Turkey's 'postmodern coup' generals go on trial
December 21, 2017A Turkish state prosecutor on Thursday pushed for two former generals to receive life sentences for their involvement in a 1997 military memorandum that helped topple the Islamist government of Prime Minister Necmettin Erbakan (above), state news agency Anadolu reported on Thursday.
Read more: Revenge or democracy? Turkey’s divisive trial
The prosecutor argued that while the military's actions did not result in a direct government takeover, the pressure exerted on the government made the proceedings a real coup and not a "postmodern coup," as the events of February 28, 1997, have been come to be known.
The trial reflects the long-standing tension in Turkish politics and society between proponents of secularism, often spearheaded by the military, and those who support politics informed by Islam.
Such tension has intensified under the current government of Turkish President Recep Tayyip Erdogan, who has sought to clamp down on the military and secular opponents in the aftermath of a failed 2016 putsch, often through court cases.
Turkey's 'postmodern' coup of 1997
The 1,300-long page indictment accused a total of 103 suspects of "overthrowing by force and participating in the overthrow" of Erbakan's government, Reuters reported.
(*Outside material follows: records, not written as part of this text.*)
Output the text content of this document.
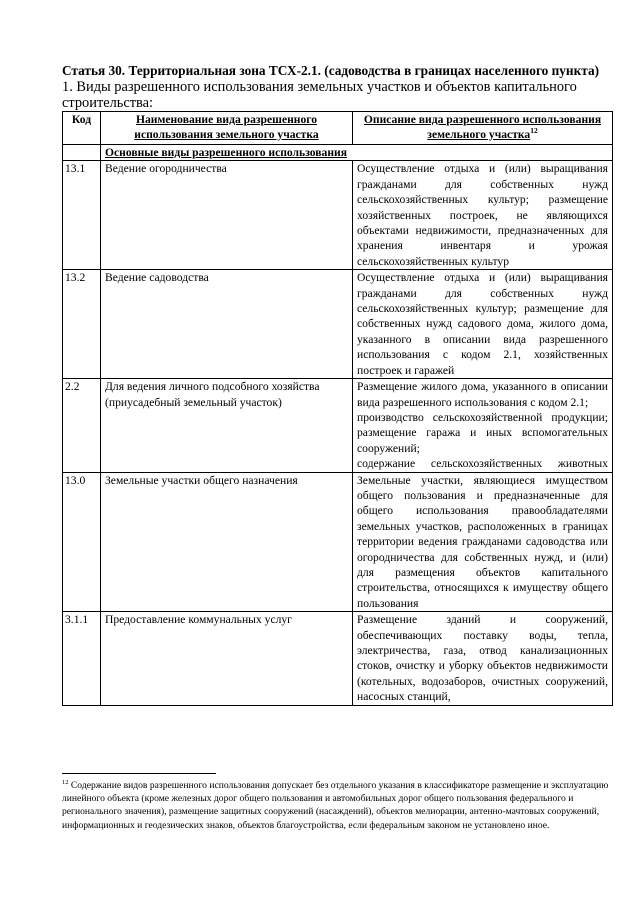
Статья 30. Территориальная зона ТСХ-2.1. (садоводства в границах населенного пункта)

1. Виды разрешенного использования земельных участков и объектов капитального строительства:

Код	Наименование вида разрешенного использования земельного участка	Описание вида разрешенного использования земельного участка$^{12}$
	Основные виды разрешенного использования	
13.1	Ведение огородничества	Осуществление отдыха и (или) выращивания гражданами для собственных нужд сельскохозяйственных культур; размещение хозяйственных построек, не являющихся объектами недвижимости, предназначенных для хранения инвентаря и урожая сельскохозяйственных культур

13.2	Ведение садоводства	Осуществление отдыха и (или) выращивания гражданами для собственных нужд сельскохозяйственных культур; размещение для собственных нужд садового дома, жилого дома, указанного в описании вида разрешенного использования с кодом 2.1, хозяйственных построек и гаражей

2.2	Для ведения личного подсобного хозяйства (приусадебный земельный участок)	Размещение жилого дома, указанного в описании вида разрешенного использования с кодом 2.1;

производство сельскохозяйственной продукции;

размещение гаража и иных вспомогательных сооружений;

содержание сельскохозяйственных животных

13.0	Земельные участки общего назначения	Земельные участки, являющиеся имуществом общего пользования и предназначенные для общего использования правообладателями земельных участков, расположенных в границах территории ведения гражданами садоводства или огородничества для собственных нужд, и (или) для размещения объектов капитального строительства, относящихся к имуществу общего пользования

3.1.1	Предоставление коммунальных услуг	Размещение зданий и сооружений, обеспечивающих поставку воды, тепла, электричества, газа, отвод канализационных стоков, очистку и уборку объектов недвижимости (котельных, водозаборов, очистных сооружений, насосных станций,

$^{12}$ Содержание видов разрешенного использования допускает без отдельного указания в классификаторе размещение и эксплуатацию линейного объекта (кроме железных дорог общего пользования и автомобильных дорог общего пользования федерального и регионального значения), размещение защитных сооружений (насаждений), объектов мелиорации, антенно-мачтовых сооружений, информационных и геодезических знаков, объектов благоустройства, если федеральным законом не установлено иное.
Erbakan was forced to resign after signing the military memorandum that including a number of secularization measures, such as the shutting down of religious schools and a headscarf ban at universities.
Erbakan died in 2011 at age 85.
The prosecutor requested an aggravated life sentence for 60 of the accused and asked for 39 other defendants to be acquitted. Four other defendants have died since the court case started in 2013.
Two prominent ex-generals among those facing a life sentence include Ismail Hakki Karadayi, chief of staff between 1994 and 1998, and his then deputy Cevik Bir, according to Anadolu.
In contrast to Turkey's military coups in 1969, 1980 and the failed takeover in 2016, all which featured outright use of military force, the events of the "postmodern coup" in 1997 largely took place off the streets at a meeting of the National Security Council (MGK). There, Erbakan signed the military memorandum that took aim at policies strengthening Islam in public service, education and politics.
A new government was formed on June 30, 1997.
Critics of the behind-the-scenes military putsch said it led to an intrusive involvement of the miltiary in politics and the restriction of political and media expression.
After he resigned, Turkey's Constitutional Court banned Erbakan's Islamist Welfare Party in 1998 for violating the separation of state and religion as laid out in the country's constitution.
Erdogan was a member of Erbakan's Welfare Party at the time of the government's ouster and the Welfare Party is considered a predecessor of Erdogan's current Justice and Development Party (AKP).